8 Kentin ileri gelenleri adamı çağırıp onunla konuşacaklar. Eğer adam, ‘Onunla evlenmek istemiyorum’ diye üstelerse,
Then the elders of his city shall call him, and speak to him. And if he stands, and says, I do not want to take her,
9 kardeşinin dul karısı ileri gelenlerin önünde adamın yanına gidecek, onun ayağındaki çarığı çıkaracak, yüzüne tükürecek ve, ‘Kardeşine soy yetiştirmek istemeyen adama böyle yapılır’ diyecek.
then his brother's wife shall come to him in the presence of the elders, and loose his shoe from off his foot, and spit in his face.
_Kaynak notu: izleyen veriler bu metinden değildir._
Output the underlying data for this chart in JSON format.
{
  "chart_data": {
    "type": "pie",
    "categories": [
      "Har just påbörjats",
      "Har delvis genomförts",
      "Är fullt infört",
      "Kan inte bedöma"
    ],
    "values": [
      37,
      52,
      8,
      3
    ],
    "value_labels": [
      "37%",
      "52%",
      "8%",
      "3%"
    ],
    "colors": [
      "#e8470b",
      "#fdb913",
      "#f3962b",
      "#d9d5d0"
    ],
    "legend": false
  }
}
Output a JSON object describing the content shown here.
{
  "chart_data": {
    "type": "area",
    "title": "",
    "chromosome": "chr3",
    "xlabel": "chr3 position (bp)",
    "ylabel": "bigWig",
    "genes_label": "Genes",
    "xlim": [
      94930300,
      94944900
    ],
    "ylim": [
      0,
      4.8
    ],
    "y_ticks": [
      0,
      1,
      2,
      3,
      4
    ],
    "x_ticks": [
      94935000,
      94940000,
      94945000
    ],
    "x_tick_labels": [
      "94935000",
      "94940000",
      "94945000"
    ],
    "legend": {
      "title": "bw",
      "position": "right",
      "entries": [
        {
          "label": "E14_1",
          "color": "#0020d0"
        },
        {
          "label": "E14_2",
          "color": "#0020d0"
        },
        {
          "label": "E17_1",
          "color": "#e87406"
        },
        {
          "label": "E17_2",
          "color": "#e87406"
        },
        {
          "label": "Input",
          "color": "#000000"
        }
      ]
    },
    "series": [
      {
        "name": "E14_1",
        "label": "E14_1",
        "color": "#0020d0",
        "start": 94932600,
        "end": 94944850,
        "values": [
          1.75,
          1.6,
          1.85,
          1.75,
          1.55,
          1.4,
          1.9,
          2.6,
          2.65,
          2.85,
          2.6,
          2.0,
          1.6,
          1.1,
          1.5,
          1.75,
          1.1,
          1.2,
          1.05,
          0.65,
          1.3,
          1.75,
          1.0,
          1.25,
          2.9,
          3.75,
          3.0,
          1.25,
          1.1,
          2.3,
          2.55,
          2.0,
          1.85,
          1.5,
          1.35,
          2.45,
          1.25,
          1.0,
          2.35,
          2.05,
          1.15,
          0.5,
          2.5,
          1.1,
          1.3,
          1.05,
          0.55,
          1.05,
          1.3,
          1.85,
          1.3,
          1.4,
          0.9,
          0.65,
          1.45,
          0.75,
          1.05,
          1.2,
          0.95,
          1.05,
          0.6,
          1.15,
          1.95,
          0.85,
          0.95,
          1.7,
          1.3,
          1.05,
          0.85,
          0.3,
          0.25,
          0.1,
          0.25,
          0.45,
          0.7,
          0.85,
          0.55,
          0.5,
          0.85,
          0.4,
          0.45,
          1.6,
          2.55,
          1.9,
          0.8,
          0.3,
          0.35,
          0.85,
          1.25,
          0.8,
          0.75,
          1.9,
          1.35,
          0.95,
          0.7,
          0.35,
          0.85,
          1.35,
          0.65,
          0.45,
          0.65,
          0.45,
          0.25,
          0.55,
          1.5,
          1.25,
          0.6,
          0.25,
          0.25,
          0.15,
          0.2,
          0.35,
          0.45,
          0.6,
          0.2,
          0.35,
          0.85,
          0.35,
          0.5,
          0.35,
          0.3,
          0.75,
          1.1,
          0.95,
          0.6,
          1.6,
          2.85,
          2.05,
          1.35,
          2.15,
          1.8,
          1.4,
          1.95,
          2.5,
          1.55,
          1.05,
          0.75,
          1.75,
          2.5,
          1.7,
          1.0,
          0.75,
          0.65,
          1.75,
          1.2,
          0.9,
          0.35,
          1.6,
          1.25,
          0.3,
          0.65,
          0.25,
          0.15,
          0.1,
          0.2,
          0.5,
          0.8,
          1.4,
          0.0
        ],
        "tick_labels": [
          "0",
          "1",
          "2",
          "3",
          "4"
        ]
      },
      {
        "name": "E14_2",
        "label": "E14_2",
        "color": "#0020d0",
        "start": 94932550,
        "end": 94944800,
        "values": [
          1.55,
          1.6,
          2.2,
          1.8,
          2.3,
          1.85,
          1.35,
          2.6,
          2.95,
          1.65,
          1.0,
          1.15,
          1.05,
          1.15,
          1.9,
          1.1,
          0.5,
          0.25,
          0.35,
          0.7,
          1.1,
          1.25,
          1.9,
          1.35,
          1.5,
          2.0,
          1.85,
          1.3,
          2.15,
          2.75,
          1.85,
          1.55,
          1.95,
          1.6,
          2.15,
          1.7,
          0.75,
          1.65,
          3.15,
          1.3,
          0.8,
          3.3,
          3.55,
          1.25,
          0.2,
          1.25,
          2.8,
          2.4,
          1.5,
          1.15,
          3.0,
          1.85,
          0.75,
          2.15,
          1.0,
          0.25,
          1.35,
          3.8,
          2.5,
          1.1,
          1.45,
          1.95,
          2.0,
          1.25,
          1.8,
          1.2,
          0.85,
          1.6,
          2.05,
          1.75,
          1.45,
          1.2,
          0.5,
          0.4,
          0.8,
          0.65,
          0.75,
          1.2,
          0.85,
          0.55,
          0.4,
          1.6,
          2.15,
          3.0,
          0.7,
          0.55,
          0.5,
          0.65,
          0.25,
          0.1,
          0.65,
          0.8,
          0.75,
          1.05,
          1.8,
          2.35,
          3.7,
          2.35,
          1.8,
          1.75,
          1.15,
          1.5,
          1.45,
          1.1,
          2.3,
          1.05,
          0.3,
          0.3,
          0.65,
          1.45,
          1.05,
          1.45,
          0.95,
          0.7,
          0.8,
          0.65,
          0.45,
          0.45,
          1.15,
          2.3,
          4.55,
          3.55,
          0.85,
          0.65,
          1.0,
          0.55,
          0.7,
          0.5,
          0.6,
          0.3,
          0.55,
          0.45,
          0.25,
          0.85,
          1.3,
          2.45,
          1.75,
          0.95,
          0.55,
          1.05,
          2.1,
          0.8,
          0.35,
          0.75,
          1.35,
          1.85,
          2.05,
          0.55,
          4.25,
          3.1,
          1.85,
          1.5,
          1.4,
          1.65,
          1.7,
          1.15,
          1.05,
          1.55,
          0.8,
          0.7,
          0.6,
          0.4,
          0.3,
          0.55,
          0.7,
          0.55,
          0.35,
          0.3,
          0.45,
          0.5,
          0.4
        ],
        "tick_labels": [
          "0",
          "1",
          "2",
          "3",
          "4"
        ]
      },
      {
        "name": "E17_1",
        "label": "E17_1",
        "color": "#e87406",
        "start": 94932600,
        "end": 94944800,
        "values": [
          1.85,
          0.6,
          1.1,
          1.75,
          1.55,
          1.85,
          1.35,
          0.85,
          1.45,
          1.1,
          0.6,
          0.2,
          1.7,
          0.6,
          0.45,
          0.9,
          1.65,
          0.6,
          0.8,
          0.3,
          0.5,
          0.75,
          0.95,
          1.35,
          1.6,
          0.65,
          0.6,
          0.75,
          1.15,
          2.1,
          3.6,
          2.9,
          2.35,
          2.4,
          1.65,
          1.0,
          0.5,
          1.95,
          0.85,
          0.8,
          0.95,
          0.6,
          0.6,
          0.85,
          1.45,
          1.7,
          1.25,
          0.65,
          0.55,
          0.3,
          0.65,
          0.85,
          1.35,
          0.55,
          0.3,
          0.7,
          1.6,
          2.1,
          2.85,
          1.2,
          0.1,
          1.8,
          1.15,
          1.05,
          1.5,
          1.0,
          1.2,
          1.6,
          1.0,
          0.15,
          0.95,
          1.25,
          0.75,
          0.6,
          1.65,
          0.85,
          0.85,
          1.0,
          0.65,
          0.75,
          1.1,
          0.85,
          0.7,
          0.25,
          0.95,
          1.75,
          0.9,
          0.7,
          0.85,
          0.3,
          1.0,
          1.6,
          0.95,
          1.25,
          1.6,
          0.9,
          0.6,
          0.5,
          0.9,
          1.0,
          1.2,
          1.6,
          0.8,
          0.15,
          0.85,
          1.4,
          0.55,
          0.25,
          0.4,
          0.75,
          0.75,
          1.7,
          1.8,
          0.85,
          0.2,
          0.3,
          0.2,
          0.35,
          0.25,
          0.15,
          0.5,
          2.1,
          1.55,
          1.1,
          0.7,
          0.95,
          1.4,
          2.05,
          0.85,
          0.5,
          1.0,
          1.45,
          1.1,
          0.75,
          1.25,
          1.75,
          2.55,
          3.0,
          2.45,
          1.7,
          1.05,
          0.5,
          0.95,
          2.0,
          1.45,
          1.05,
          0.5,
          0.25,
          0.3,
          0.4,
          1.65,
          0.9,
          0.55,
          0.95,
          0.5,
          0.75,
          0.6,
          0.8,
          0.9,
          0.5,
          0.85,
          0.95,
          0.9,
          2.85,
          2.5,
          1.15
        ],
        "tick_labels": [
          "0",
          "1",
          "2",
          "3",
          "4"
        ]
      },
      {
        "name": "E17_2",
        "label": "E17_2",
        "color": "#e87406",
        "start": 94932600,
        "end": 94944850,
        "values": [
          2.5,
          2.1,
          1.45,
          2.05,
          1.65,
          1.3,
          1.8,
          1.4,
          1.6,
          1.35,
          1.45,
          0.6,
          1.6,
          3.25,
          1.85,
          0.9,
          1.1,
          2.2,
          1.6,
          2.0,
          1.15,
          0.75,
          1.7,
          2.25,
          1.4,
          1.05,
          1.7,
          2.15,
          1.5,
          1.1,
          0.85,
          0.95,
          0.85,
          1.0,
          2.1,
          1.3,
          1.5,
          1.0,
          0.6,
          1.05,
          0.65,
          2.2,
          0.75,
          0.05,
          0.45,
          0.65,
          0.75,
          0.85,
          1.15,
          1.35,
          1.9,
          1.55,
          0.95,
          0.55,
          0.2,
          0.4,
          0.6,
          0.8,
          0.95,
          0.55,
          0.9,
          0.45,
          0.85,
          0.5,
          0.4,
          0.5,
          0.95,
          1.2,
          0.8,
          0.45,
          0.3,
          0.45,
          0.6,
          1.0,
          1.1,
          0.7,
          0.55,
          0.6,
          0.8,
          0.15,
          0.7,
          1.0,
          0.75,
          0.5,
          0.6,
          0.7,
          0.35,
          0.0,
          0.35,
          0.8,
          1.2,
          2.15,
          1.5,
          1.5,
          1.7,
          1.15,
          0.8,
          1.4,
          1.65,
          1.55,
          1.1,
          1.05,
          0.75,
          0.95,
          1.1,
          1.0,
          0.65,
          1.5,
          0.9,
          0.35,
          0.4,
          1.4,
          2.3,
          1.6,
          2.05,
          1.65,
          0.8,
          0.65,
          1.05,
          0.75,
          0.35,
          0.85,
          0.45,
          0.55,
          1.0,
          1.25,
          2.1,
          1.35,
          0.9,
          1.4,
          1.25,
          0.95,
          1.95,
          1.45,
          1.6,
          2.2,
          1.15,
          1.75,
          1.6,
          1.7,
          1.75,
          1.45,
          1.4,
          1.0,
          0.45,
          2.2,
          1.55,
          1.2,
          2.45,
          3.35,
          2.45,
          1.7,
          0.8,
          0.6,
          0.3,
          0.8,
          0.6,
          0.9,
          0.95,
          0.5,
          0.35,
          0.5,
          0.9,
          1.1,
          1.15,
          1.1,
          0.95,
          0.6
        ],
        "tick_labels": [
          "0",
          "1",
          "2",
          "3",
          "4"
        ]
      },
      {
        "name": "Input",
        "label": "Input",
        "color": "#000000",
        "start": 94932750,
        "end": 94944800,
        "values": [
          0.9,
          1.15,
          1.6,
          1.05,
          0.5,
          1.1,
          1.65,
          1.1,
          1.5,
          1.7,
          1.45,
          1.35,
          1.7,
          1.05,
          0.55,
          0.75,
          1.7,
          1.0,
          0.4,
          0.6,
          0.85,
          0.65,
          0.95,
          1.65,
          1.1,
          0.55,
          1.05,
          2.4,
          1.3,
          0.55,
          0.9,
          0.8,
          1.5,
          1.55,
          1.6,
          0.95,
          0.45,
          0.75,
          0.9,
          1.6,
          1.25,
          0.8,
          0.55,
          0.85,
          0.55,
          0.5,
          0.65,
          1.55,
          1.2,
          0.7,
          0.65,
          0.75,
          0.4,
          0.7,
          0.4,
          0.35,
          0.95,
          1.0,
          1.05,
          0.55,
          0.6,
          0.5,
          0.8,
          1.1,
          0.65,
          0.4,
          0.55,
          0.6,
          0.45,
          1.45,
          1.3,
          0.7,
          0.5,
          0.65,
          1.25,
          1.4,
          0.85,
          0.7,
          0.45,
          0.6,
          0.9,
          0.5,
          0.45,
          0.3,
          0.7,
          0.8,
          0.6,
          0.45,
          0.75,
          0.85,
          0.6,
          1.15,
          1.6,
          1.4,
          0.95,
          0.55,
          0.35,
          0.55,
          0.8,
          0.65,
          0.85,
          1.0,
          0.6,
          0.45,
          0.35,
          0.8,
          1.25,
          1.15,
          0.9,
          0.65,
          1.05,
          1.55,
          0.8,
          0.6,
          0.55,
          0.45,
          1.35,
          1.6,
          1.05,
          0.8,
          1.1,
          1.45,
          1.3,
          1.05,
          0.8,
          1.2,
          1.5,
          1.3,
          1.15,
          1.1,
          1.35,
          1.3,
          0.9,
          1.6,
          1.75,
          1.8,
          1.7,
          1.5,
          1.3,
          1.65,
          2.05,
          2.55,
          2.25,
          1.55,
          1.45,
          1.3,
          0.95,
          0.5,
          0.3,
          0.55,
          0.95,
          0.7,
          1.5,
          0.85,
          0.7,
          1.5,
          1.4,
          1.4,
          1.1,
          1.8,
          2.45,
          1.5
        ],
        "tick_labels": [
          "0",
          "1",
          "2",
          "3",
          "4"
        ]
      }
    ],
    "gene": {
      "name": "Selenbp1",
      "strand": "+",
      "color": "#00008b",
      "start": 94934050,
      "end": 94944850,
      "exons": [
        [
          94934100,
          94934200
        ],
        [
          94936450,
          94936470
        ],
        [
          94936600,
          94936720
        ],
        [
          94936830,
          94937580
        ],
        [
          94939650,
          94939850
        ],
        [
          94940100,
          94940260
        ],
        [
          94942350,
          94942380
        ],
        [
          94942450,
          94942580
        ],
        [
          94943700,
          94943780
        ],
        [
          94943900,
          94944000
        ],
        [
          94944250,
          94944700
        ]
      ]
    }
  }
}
And she shall answer and say, So shall it be done to the man who does not build up his brother's house.
10 Adamın soyu İsrail'de ‘Çarığı çıkarılanın soyu’ diye bilinecek.
And his name shall be called in Israel, The house of him who has his shoe loosed.
11 “Eğer iki adam kavgaya tutuşur da birinin karısı kocasını dövenin elinden kurtarmak için gelip elini uzatır, öbür adamın erkeklik organını tutarsa,
When men strive together one with another, and the wife of the one draws near to deliver her husband out of the hand of him who smites him, and puts forth her hand, and takes him by the privates,
12 kadının elini keseceksiniz; ona acımayacaksınız.
then thou shall cut off her hand. Thine eye shall have no pity.
13 “Torbanızda biri ağır, öbürü hafif iki türlü tartı olmayacak.
Thou shall not have in thy bag diverse weights, a great and a small.
14 Evinizde biri büyük, öbürü küçük iki türlü ölçü olmayacak.
Thou shall not have in thy house diverse measures, a great and a small.
15 Tartınız da ölçünüz de eksiksiz ve doğru olacak. Öyle ki, Tanrınız RAB'bin size vereceği ülkede ömrünüz uzun olsun.
A perfect and just weight thou shall have, a perfect and just measure thou shall have, that thy days may be long in the land which Jehovah thy God gives thee.
16 Tanrınız RAB bunları yapandan da, haksızlık edenden de tiksinir.
For all who do such things, even all who do unrighteously, are an abomination to Jehovah thy God.
17 “Siz Mısır'dan çıktıktan sonra Amalekliler'in yolda size neler yaptığını anımsayın.
Remember what Amalek did to thee by the way as ye came forth out of Egypt,
18 Siz yorgun ve bitkinken yolda size saldırdılar; geride kalan bütün güçsüzleri öldürdüler. Tanrı'dan korkmadılar.
how he met thee by the way, and smote the hindmost of thee, all who were feeble behind thee, when thou were faint and weary, and he feared not God.
19 Tanrınız RAB mülk edinmek için miras olarak size vereceği ülkede sizi çevrenizdeki bütün düşmanlardan kurtarıp rahata kavuşturunca, Amalekliler'in anısını gökler altından sileceksiniz. Bunu unutmayın!”
Therefore it shall be, when Jehovah thy God has given thee rest from all thine enemies round about, in the land which Jehovah thy God gives thee for an inheritance to possess it, that thou shall blot out the remembrance of Amalek from under heaven. Thou shall not forget.